Cardinal’s McKinney disagrees: “We can comfortably say that we have the necessary services.”
Kristin Rogentine-Lee, a Charlotte psychologist who does testing and therapy for children, is one of those who opted out. She said Cardinal reviewed paperwork from 10 sessions and demanded that she repay $700. The errors they cited were minor, she said, such as failing to note a patient’s progress toward goals on one form. For children with deeply troubled lives, each session doesn’t necessarily bring measurable gains.
“It’s quantifying something that’s nonquantifiable,” Rogentine-Lee said. “I can see accountability and oversight, but nitpicking over these little things?”

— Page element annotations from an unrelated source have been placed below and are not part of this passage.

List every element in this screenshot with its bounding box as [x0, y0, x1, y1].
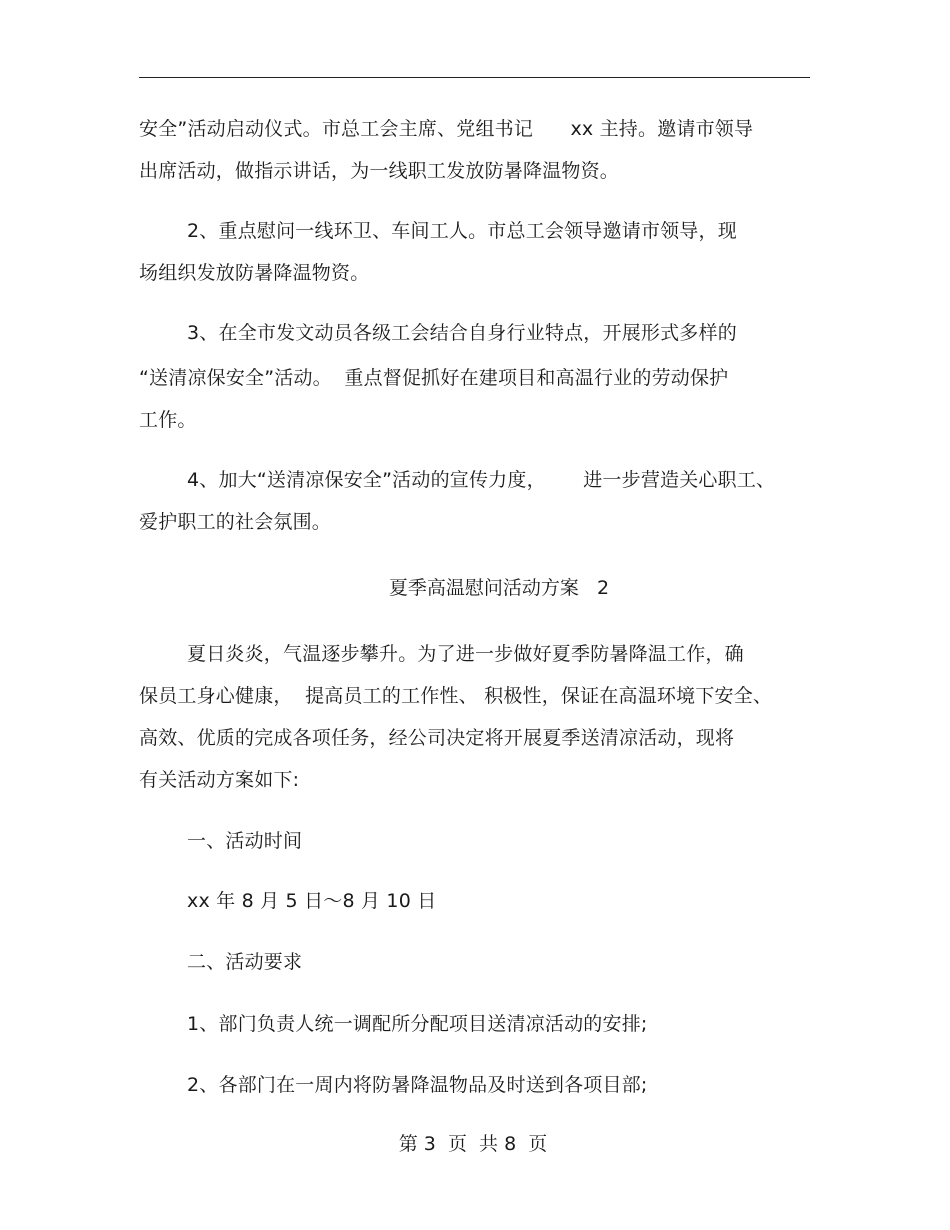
heading-activity-requirements: 二、活动要求	[187, 951, 303, 973]
paragraph-2-line-1: 2、重点慰问一线环卫、车间工人。市总工会领导邀请市领导，现	[187, 220, 737, 242]
paragraph-4-line-1: 4、加大“送清凉保安全”活动的宣传力度， 进一步营造关心职工、	[187, 469, 776, 491]
header-rule	[139, 77, 810, 78]
page-number-footer: 第 3 页 共 8 页	[398, 1133, 548, 1155]
requirement-item-1: 1、部门负责人统一调配所分配项目送清凉活动的安排;	[187, 1013, 648, 1035]
intro-line-3: 高效、优质的完成各项任务，经公司决定将开展夏季送清凉活动，现将	[139, 727, 735, 749]
activity-time-value: xx 年 8 月 5 日～8 月 10 日	[187, 890, 437, 912]
paragraph-1-line-1: 安全”活动启动仪式。市总工会主席、党组书记 xx 主持。邀请市领导	[139, 118, 754, 140]
paragraph-1-line-2: 出席活动，做指示讲话，为一线职工发放防暑降温物资。	[139, 160, 620, 182]
section-title: 夏季高温慰问活动方案 2	[388, 577, 610, 599]
heading-activity-time: 一、活动时间	[187, 830, 303, 852]
paragraph-3-line-2: “送清凉保安全”活动。 重点督促抓好在建项目和高温行业的劳动保护	[139, 367, 729, 389]
paragraph-3-line-1: 3、在全市发文动员各级工会结合自身行业特点，开展形式多样的	[187, 322, 737, 344]
requirement-item-2: 2、各部门在一周内将防暑降温物品及时送到各项目部;	[187, 1074, 648, 1096]
intro-line-1: 夏日炎炎，气温逐步攀升。为了进一步做好夏季防暑降温工作，确	[187, 643, 744, 665]
intro-line-4: 有关活动方案如下:	[139, 769, 300, 791]
intro-line-2: 保员工身心健康， 提高员工的工作性、 积极性，保证在高温环境下安全、	[139, 685, 773, 707]
paragraph-4-line-2: 爱护职工的社会氛围。	[139, 511, 332, 533]
paragraph-2-line-2: 场组织发放防暑降温物资。	[139, 262, 370, 284]
paragraph-3-line-3: 工作。	[139, 409, 197, 431]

When she appealed, Cardinal reduced her penalty to $350, Rogentine-Lee said. But Medicaid payments are already low, she added, and in January she asked to be dropped from Cardinal’s roster.
Sally Cameron, executive director of the N.C. Psychological Association, said the demands of managed care are causing Medicaid patients to lose the services of “very seasoned, valuable practitioners.”
“That’s not a Cardinal/Mecklenburg thing,” she added. “That’s an across-the-state problem.”
Dammeon Chisholm, who spent seven years as chairman of the Mecklenburg County Providers Council before handing off leadership this year, says he was worried about the transition. But he says Cardinal has worked with providers to resolve problems and help them understand the new requirements.
Chisholm is executive director of Charlotte’s Total Care and Concern, which provides services for people with intellectual and developmental disabilities. Like Cameron, he said the increased demands aren’t exclusive to Cardinal.
“It’s just something that’s part of the business,” he said. “There’s a lot of money at stake.”